Singing behavior and the song control system structures show high sexual dimorphism. Male songbirds sing more and have more song syllable variation than their female conspecifics. In parallel, their HVC and RA nuclei are considerably larger than in females. This dimorphism is shown to be under control of sex steroids: the song nuclei in male songbirds have high levels of testosterone and its metabolites, as well as restricted expression of the estrogen receptor ERα. Additionally, testosterone administration to female canaries leads to increased singing and enlarged HVC and RA. Testosterone however does not seem to enhance rate of proliferation itself, but rather the survival and integration success of already born neuroblasts. Furthermore, seasonal waves of neuron proliferation precedes peaks in testosterone, so neurons born during these waves benefit from the testosterone survival effects.

The effect of testosterone on new neuron survival however is not direct, but mediated by neurotrophic factors. Testosterone treatment increases levels of brain-derived neurotrophic factor (BDNF) in HVC, which in turn increases survival of newly generated HVC neurons. However, this effect is observed only when BDNF is administered between 14 - 20 days after neuronal birth. The proposed pathway is that testosterone is aromatized by brain aromatase to estradiol, which in turn increases expression of trophic factor VEGF and its receptor Quek1/VEGFRR2 in the endothelial cells. This results in local angiogenesis, as the number of endothelial cells and capillary diameter increases. VEGF binding on the increased endothelial VEGFRR2 receptors stimulates BNDF upregulation, which in turn increases new neuron survival.

==== Genes ====
Genes related to angiogenesis or neurogenesis and migration related cytoskeletal rearrangements (e.g. neurite growth) are upregulated in neurogenic areas in the songbird brain. Many neurotrophins, including BDNF, IGF-1, and VEGF are highly expressed in seasons when adult neurogenesis in the HVC peaks.

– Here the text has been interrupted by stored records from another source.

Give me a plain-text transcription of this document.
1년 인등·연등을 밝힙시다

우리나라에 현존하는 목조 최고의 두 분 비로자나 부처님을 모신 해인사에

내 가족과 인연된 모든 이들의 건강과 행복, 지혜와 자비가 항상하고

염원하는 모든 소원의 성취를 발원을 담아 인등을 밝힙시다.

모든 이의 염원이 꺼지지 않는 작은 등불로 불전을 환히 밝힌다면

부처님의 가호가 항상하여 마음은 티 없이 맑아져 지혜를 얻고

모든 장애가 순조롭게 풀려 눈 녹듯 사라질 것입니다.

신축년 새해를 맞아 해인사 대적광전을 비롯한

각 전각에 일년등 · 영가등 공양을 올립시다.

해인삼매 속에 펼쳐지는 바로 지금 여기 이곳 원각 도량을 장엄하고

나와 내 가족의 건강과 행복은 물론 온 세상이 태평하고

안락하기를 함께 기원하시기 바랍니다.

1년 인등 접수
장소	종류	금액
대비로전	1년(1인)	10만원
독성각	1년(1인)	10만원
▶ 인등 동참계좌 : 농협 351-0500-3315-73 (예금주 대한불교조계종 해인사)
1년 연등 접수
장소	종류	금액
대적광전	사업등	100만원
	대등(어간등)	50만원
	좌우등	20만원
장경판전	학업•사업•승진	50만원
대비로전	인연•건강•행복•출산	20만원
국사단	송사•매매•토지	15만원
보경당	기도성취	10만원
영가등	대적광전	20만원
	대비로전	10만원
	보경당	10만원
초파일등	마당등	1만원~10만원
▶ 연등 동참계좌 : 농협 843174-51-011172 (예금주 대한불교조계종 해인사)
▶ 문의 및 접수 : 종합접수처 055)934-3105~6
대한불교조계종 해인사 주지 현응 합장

FoxP2 (Forkhead box protein 2) is a transcription factor that in the songbird is associated with song learning. In the adult songbird brain, the adult-born neurons of Area X are intensely expressing FoxP2. Expression of FoxP2 in Area X neurons has an inverse relationship with testosterone levels. In the context of neurogenesis, FoxP2 is shown to play a role in cytoskeletal rearrangement, spine and dendrite formation. Knockdown of FoxP2 expression in young songbirds results in impaired song learning and reduced spine density, especially when the intervention occurs at the neural stem cell stage.

Other proteins that are upregulated in cells undergoing neurogenesis include proteins that are associated with DNA replication and mitosis. PCNA (proliferating cell nuclear antigen) is a protein that is expressed during DNA replication, and it is associated with DNA polymerase A activity.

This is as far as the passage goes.